Isto aconteceu muito naturalmente, não foi daqueles momentos em que precisei de me mentalizar que iria ter de ser: comecei a reparar nas peças que uso realmente e nas que me arrependo de comprar e, DE LONGE, arrependi-me de grande parte das tendências que adquiri (na Zara, no meu caso, mas como sabem é algo transversal).

 

 

Está tudo muito rápido, muito frenético, muito sem sentido. Estou farta de ter muita roupa, de cada vez que "limpo" o meu guarda-roupa ter sacos e sacos cheios. De ter muitas peças "pouco especiais" no guarda-roupa. E de perceber todo o desperdício que para ali vai. Porque não falamos apenas de dinheiro - todos temos de ter questões de sustentabilidade em mente!! E, numa escala MUITO menor - estou mesmo cansada de estar "rodeada de coisas", especialmente que não me dizem nada. UFFF

 

 

Há uns dias partilhei uma Story nesse sentido e recebi muito feedback muito positivo (e o tal post de Janeiro é o mais lido deste ano), o que me faz pensar que não só estamos muito interessados nisto como não sou a única. Por isso, não hesitei em convidar para um post 3 pessoas que adoro acompanhar no digital para nos contarem tudo sobre a sua abordagem ao consumo.

 

 

 

 

 

 

Joana Veríssimo (Stay Gold)

 

"Com este corte quero apenas quebrar o hábito de precisar constantemente de coisas novas para sentir que estou actualizada e quero redirecionar o dinheiro que gastava em fast fashion para peças mais especiais, mais únicas e que tenham uma história mais interessante para contar."

 

 

 

O que te levou a cortares com o consumo na fast fashion? É radical? Tens algum timing ou queres mesmo ser um “modo de vida”?
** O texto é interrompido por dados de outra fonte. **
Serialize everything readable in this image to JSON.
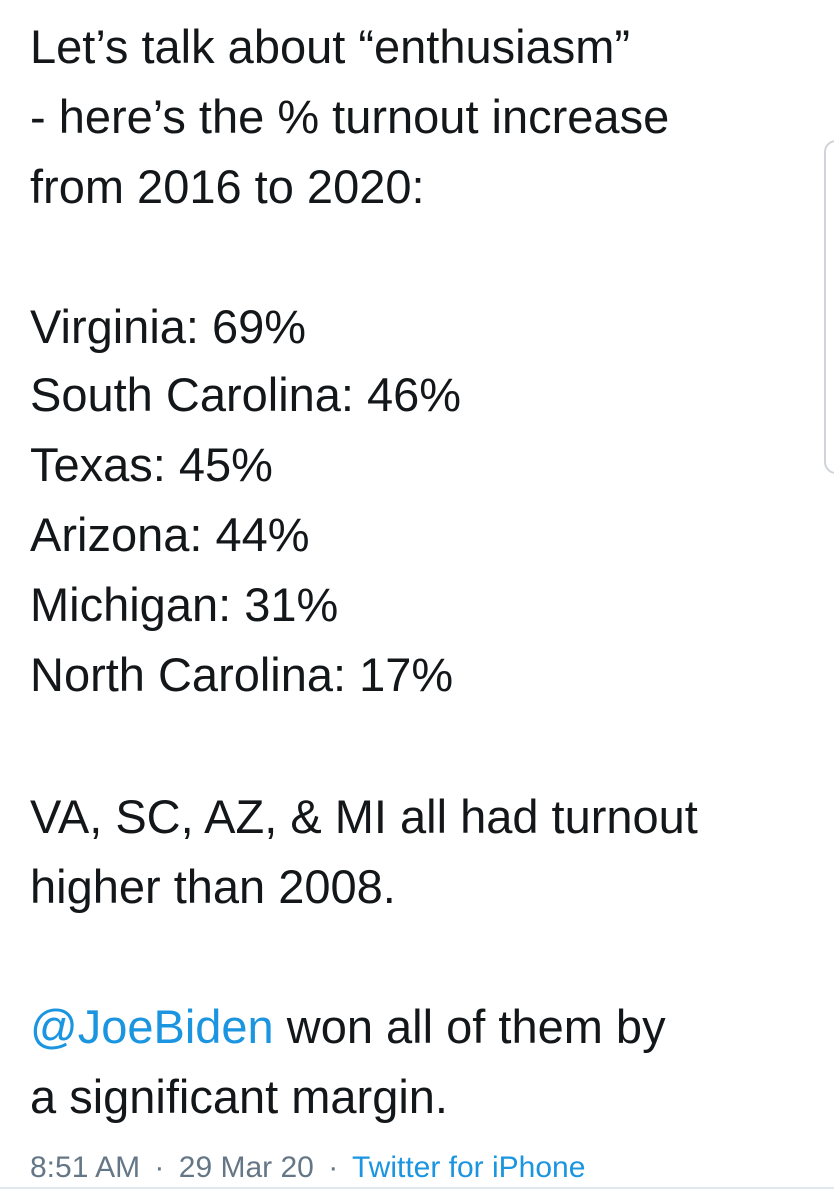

Já há algum tempo que tenho vindo a querer fazer uma pausa e não comprar nada durante uma temporada para ver como isso ia influenciar o meu estilo. Tinha vindo a notar que como tinha sempre uma peça a estrear no armário acabava por não dar tanto uso ao que já tinha porque acabava por ter sempre ali uma “lazy style solution”, usar a peça nova em vez de encontrar novas formas de usar o que já estava pendurado no meu armário.

 

Diria que o momento que me levou a decidir finalmente fazer o corte radical foi a viagem que fiz recentemente à Califórnia. Como já estava tão farta do inverno de Nova Iorque e estava super entusiasmada por ir para um sitio quente decidi comprar peças da coleção de primavera para ir com um guarda roupa giro para a viagem. Quando dei por mim percebi que praticamente toda a roupa que ia levar para uma viagem de 7 dias era nova. Assim que regressei de viagem decidi que não fazia sentido continuar a comprar e que este era o momento de fazer essa pausa. Vou passar o verão a Portugal e decidi que não vou comprar nada até regressar.

 

São só alguns meses mas para alguém que trabalha, estuda e vive moda é impossível não me ir actualizando e claro que a tentação acaba por surgir. Com este corte quero apenas quebrar o hábito de precisar constantemente de coisas novas para sentir que estou actualizada e quero redirecionar o dinheiro que gastava em fast fashion para peças mais especiais, mais únicas e que tenham uma história mais interessante para contar.

 

Para ser completamente honesta, apenas decidi partilhar nos meus Stories que estava a fazer isto para me pressionar a cumprir este shopping ban porque reconheço que não vai ser fácil. Nunca esperei receber tanto feedback positivo de pessoas que partilharam comigo que sentiam o mesmo, que estavam elas também a fazer uma pausa nas compras e que muitas vezes compravam mais roupa do que na verdade deviam porque sentiam que a pressão de estarem a par de todos os fenómenos de tendências que vão acontecendo nestas plataformas que seguimos é quase impossível de resistir.

 

Acho que quando comprar roupa nova e planear looks, para quem ama moda e design, começa a ser uma actividade que gera ansiedade em vez de ser divertida e entusiasmante, temos que parar e perceber o que estamos a fazer e se aquela nova peça está mesmo a contribuir para o nosso bem-estar.

 

 

Vão existir excepções? Existem preocupações de sustentabilidade?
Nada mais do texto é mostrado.